Really? It looks like most of the shit you're selling is just run of the mill basic apparel with a big ass white or black dot on it. That seems like a marketing scheme to me.

I also don't understand companies that try to claim they don't have a marketing scheme. Either you have one or you're just pissing in the wind. If you don't have a targeted demographic in mind and you don't have a plan on how to reach and appeal to that targeted demographic then you have a very slim chance of being successful.


----------



## Supra (Jan 11, 2012)

wow, worst logo I've ever seen. The balaclava is hilarious - I'm assuming that patch is not breathable, so it's a great idea to put it over the mouth area


----------



## LuckyRVA (Jan 18, 2011)

Supra said:


> wow, worst logo I've ever seen. *The balaclava is hilarious* - I'm assuming that patch is not breathable, so it's a great idea to put it over the mouth area



Haha, wow. You're not joking! :icon_scratch:


----------



## Cr0_Reps_Smit (Jun 27, 2009)

yea, that thing looks ridiculous.


----------



## Jed (May 11, 2011)

Choncho said:


> We aren't conforming to a marketing scheme.
> 
> MOBBIN


Not conforming to a marketing scheme is a marketing scheme (and a bad scheme at that). I would suggest a more clever, non stupid marketing scheme.

Also, how do you breathe in that balaclava?

(edit - Upon further inspection you already posted a thread last year about your 'new' company and have contributed nothing to this forum since then. You just like using the forum to spam for advertising: http://www.snowboardingforum.com/outerwear-accessories/49575-new-company.html - May I suggest your new marketing scheme involve not spamming and actually involve building real relationships with people who may buy your stuff in the future? That'd be a pretty good marketing scheme.)


----------



## snowklinger (Aug 30, 2011)

you can tell no expenses were spared, no corners cut. 


support local!


:yahoo:


----------



## BurtonAvenger (Aug 14, 2007)

If I were you guys I would just market that titty shirt more. Guys love titties hell bitches love titties.


----------



## Jed (May 11, 2011)

BurtonAvenger said:


> If I were you guys I would just market that titty shirt more. Guys love titties hell bitches love titties.


^ This too is a good marketing scheme. Worked for GoDaddy.


----------



## jdang307 (Feb 6, 2011)

Yeah yall need some better designers.

But tits are cool. Even with tits free just a click away on the internet, we can't get enough tits.


----------



## koi (May 16, 2013)

yeah, girls look good, but everything else is lame...we aren't conforming to marketing schemes, black dot, white dot, balaclava-this company is going places.


----------



## snowklinger (Aug 30, 2011)

my name is snowklinger and I love tits. 

more tits is way better than balaclavas that will suffocate you and cause death. 

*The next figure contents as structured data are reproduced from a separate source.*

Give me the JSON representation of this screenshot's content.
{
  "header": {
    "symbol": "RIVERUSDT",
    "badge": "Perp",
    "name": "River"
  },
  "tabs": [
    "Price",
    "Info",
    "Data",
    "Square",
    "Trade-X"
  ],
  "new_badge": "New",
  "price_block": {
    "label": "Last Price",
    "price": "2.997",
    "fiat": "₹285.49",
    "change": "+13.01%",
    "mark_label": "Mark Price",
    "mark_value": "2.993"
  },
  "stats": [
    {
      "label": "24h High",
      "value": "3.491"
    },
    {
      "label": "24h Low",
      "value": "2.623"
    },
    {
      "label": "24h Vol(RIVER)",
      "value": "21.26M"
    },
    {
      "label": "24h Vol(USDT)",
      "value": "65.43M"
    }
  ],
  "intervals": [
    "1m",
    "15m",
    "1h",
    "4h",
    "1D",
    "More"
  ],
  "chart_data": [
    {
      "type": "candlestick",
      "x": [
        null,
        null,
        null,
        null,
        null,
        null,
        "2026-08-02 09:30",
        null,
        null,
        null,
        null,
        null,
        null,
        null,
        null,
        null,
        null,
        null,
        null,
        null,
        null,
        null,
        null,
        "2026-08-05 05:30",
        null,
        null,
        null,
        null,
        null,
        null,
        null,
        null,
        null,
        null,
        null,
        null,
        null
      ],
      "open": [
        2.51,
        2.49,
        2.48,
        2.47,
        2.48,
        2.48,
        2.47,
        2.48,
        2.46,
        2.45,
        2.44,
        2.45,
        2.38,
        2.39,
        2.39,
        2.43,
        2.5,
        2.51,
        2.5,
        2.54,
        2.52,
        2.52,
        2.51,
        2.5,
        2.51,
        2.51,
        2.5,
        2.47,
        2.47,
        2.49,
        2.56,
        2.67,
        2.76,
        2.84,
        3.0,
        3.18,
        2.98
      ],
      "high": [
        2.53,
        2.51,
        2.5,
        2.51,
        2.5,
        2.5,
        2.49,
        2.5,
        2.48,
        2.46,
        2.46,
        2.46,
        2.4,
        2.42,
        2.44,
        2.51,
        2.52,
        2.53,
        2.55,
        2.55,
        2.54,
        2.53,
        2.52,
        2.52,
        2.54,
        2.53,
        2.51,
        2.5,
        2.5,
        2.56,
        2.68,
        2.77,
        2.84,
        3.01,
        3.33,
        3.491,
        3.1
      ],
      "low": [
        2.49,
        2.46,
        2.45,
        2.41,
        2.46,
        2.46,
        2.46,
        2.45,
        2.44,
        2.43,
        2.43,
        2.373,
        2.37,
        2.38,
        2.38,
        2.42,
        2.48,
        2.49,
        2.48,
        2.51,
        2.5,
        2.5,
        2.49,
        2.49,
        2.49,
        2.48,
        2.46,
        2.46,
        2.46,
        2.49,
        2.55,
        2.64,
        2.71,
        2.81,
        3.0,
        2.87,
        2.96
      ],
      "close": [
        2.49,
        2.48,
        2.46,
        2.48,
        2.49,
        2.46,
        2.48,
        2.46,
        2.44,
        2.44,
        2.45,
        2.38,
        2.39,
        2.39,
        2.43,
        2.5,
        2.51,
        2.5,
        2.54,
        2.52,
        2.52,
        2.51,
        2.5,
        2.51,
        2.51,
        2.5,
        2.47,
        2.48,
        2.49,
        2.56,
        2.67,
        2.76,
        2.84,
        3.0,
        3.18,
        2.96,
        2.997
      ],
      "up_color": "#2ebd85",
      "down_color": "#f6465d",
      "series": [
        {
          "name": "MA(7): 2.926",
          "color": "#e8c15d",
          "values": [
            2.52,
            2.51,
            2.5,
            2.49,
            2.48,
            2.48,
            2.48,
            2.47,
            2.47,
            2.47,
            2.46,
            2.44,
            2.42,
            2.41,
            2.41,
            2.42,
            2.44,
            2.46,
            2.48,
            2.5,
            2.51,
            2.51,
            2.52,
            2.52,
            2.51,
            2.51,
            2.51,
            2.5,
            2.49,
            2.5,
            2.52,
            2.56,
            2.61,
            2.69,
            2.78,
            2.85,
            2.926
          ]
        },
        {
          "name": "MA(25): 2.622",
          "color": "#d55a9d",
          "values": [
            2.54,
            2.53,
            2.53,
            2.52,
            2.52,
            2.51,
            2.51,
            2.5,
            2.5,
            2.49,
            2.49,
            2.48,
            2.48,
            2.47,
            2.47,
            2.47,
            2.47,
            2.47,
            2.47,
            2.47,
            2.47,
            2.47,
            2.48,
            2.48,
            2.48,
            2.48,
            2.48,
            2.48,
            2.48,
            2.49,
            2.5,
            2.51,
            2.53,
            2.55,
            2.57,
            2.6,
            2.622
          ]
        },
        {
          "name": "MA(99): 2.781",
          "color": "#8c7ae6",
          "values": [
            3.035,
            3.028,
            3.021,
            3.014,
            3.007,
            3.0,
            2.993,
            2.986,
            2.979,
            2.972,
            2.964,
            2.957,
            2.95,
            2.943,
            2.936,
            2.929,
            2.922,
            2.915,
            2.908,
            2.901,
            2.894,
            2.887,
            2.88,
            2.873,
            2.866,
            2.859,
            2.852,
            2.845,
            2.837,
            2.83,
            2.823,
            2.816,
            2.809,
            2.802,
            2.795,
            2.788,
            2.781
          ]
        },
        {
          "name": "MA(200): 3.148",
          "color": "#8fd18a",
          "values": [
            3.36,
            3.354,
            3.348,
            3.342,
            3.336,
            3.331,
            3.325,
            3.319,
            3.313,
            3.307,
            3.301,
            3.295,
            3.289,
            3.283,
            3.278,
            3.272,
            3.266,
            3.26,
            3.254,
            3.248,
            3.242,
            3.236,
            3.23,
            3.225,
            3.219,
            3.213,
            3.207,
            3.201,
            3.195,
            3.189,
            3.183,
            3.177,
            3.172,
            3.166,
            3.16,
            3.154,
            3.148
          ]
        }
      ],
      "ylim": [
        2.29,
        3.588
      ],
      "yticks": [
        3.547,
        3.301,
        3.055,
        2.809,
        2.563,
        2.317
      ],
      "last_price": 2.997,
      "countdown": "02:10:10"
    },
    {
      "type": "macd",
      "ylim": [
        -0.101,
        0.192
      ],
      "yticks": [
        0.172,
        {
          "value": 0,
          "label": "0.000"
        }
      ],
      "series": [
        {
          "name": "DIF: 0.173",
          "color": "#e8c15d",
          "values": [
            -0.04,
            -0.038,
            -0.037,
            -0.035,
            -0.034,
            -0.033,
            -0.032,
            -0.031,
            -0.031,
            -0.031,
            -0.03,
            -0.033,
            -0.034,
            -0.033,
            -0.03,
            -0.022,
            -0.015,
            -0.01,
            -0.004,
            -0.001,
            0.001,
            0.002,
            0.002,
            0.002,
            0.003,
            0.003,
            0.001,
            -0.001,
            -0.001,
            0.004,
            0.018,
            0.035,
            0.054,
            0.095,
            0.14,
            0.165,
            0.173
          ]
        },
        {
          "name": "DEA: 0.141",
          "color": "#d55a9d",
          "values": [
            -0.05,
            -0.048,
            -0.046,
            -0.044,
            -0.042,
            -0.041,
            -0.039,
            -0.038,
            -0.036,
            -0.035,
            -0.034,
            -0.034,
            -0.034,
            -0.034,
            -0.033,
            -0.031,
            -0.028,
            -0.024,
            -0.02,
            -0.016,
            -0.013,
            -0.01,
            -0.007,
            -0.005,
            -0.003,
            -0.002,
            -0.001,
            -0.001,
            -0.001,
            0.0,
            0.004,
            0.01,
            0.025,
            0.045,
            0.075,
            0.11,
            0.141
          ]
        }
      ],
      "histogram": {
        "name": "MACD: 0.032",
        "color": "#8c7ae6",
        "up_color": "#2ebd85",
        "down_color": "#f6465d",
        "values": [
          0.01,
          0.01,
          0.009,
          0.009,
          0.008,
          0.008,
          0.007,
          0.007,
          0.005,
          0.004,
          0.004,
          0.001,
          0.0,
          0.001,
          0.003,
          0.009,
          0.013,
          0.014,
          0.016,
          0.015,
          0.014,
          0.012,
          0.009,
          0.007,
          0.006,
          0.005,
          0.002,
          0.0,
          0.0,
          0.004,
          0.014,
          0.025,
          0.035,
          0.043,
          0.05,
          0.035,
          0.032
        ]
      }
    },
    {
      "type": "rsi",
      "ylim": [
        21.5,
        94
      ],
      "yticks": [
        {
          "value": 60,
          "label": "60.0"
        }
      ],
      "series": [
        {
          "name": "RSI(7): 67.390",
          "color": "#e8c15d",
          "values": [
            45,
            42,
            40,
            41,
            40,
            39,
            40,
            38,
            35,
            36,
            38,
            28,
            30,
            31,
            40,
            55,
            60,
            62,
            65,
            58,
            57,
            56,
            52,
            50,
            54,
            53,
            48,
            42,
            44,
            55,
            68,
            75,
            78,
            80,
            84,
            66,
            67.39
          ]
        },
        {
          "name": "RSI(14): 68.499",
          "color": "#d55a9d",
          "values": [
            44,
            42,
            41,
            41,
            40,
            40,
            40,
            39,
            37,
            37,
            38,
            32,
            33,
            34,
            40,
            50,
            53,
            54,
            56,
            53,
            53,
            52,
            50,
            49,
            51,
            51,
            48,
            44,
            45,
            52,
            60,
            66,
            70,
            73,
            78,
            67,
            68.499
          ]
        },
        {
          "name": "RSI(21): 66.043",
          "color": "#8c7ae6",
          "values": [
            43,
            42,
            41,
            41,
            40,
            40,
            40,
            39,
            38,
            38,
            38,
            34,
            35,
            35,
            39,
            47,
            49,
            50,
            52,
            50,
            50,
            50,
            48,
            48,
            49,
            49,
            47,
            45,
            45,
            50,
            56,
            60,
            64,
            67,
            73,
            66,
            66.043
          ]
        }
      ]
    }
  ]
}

just when you thought they couldn't get any more fantastic, boobz could save lives here.

Jordan Carver has a pair that won't quit and she wants to stick with the yoga theme....


----------



## BurtonAvenger (Aug 14, 2007)

She has to do yoga those puppies will give her back pain.


----------



## linvillegorge (Jul 6, 2009)

Well, she could suffocate me to death with those warlocks and I'd die a happy man.


----------



## Jollybored (Nov 7, 2011)

I like her personality


----------



## snowklinger (Aug 30, 2011)

Jollybored said:


> I like her personality



:eusa_clap::eusa_clap::eusa_clap::eusa_clap:


----------